В то же время, рассуждая об «агентах политики» или ее «акторах» и преодолевая, на первый взгляд, дихотомию «субъекта— объекта», многие постмодернисты довольно далеко уходят от изучения самой политической материи и, в частности, от выяснения иерархии политических субъектов, отношений между политическими институтами, социальными группами, а также ролями отдельных индивидов в политической динамике. В этом плане очевидным представляется различие между ролью отдельного избирателя, рядового обывателя в текущей избирательной кампании, отдающего свой единственный голос, и функциями в процессе этих же выборов таких специализированных и агрегированных субъектов, каковыми являются политические партии, могучие профессиональные коллективы и электоральные команды, борющиеся за места в парламенте, получить которые можно, лишь завоевав тысячи, а порой и миллионы голосов избирателей.

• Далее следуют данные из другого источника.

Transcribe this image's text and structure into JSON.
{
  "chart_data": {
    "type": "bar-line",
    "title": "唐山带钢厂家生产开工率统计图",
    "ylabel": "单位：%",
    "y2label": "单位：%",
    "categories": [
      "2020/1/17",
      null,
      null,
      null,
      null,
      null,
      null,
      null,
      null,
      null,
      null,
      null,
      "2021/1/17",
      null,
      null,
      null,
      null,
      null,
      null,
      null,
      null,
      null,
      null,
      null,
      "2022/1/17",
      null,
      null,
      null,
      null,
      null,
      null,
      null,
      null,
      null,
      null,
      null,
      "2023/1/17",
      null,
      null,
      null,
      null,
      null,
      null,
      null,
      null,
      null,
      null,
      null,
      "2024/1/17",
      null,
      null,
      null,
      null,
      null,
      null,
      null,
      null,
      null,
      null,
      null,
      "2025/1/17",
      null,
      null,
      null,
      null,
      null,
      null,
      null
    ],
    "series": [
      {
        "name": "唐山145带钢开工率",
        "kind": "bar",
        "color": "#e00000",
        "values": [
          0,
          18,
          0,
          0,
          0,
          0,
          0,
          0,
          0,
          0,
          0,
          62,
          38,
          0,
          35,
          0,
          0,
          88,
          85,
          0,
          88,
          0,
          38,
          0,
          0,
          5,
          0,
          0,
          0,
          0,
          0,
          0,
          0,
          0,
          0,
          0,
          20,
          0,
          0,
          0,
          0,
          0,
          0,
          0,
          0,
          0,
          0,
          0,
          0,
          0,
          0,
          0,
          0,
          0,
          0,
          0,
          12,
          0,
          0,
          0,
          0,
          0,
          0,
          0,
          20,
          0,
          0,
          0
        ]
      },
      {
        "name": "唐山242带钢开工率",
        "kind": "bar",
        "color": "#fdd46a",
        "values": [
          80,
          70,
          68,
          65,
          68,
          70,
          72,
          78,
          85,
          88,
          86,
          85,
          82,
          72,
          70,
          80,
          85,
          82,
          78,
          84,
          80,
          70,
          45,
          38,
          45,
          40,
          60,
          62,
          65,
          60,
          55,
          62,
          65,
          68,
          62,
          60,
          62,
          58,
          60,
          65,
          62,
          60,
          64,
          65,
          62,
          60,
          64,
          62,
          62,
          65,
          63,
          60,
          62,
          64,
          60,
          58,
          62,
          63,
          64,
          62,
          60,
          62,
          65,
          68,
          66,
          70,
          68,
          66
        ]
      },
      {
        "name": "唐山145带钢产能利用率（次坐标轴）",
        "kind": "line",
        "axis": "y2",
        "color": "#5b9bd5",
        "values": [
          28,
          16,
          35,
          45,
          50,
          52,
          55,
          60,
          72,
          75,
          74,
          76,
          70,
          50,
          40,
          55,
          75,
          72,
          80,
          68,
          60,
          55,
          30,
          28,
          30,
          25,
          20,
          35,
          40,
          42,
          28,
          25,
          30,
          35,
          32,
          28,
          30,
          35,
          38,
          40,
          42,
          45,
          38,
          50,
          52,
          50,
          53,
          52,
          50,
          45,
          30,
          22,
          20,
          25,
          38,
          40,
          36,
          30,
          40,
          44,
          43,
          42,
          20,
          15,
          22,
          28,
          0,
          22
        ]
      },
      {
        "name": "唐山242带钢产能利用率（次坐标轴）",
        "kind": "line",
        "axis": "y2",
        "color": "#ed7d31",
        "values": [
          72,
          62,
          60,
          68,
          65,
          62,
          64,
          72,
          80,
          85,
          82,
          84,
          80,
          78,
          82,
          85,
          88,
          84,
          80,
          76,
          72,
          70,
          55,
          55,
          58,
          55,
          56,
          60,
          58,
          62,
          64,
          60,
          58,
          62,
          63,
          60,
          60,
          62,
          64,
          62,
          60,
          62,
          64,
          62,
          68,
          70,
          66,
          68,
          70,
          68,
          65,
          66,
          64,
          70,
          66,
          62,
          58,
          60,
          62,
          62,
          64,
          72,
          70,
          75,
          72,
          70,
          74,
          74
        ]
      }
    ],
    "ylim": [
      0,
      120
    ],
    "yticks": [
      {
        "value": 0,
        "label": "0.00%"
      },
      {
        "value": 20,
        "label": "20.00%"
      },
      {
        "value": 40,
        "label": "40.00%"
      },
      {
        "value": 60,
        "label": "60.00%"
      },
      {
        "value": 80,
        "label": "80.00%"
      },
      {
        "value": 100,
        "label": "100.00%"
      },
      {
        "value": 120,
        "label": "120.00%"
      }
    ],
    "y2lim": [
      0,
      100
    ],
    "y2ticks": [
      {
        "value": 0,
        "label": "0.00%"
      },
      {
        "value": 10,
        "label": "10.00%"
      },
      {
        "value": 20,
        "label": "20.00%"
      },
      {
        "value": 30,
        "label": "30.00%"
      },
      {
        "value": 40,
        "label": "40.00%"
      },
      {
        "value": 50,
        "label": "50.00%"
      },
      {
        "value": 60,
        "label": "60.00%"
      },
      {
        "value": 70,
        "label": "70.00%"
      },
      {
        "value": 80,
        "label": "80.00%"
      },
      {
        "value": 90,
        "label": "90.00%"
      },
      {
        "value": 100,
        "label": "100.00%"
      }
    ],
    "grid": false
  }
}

В рамках классической политико-философской парадигмы известного «раздвоения» общественно-политической жизни на активных субъектов, воздействующих на политические объекты, традиционно дается их следующее определение: политический субъект есть источник политической активности, направленной в определенном отношении или ситуации на те или иные политические объекты, являющийся при этом носителем предметно-практической деятельности, тогда как политический объект, соответственно, «противостоит» субъекту, представляя собой ту часть объективной реальности, фрагмент политического мира, который взаимодействует с субъектом. Категории политического субъекта и объекта, вне сомнения, носят соотносительный характер, поскольку политические тела, выступающие в одном отношении как объект, в другом измерении могут выступать уже в роли субъекта или даже моментально меняться своими местами в ходе изменения политической ситуации. Представим себе избирательный процесс, где на первом этапе активную роль субъекта политических действий играют кандидаты в депутаты и их избирательные коалиции, ведущие кампанию по сбору голосов избирателей как объектов политического воздействия. В день выборов рядовые избиратели выступают уже в активной роли, делая выбор и отдавая свой бюллетень за того или иного кандидата или партийный список. Получив необходимое число голосов избирателей и завоевав место в парламенте, кандидат на пост парламентария, ставший уже депутатом и получивший мандат, снова


начинает играть роль субъекта данного политического взаимоотношения, выражая официально интересы избирателей своего округа, которые, в известном смысле, на время переходят в политический «пассив».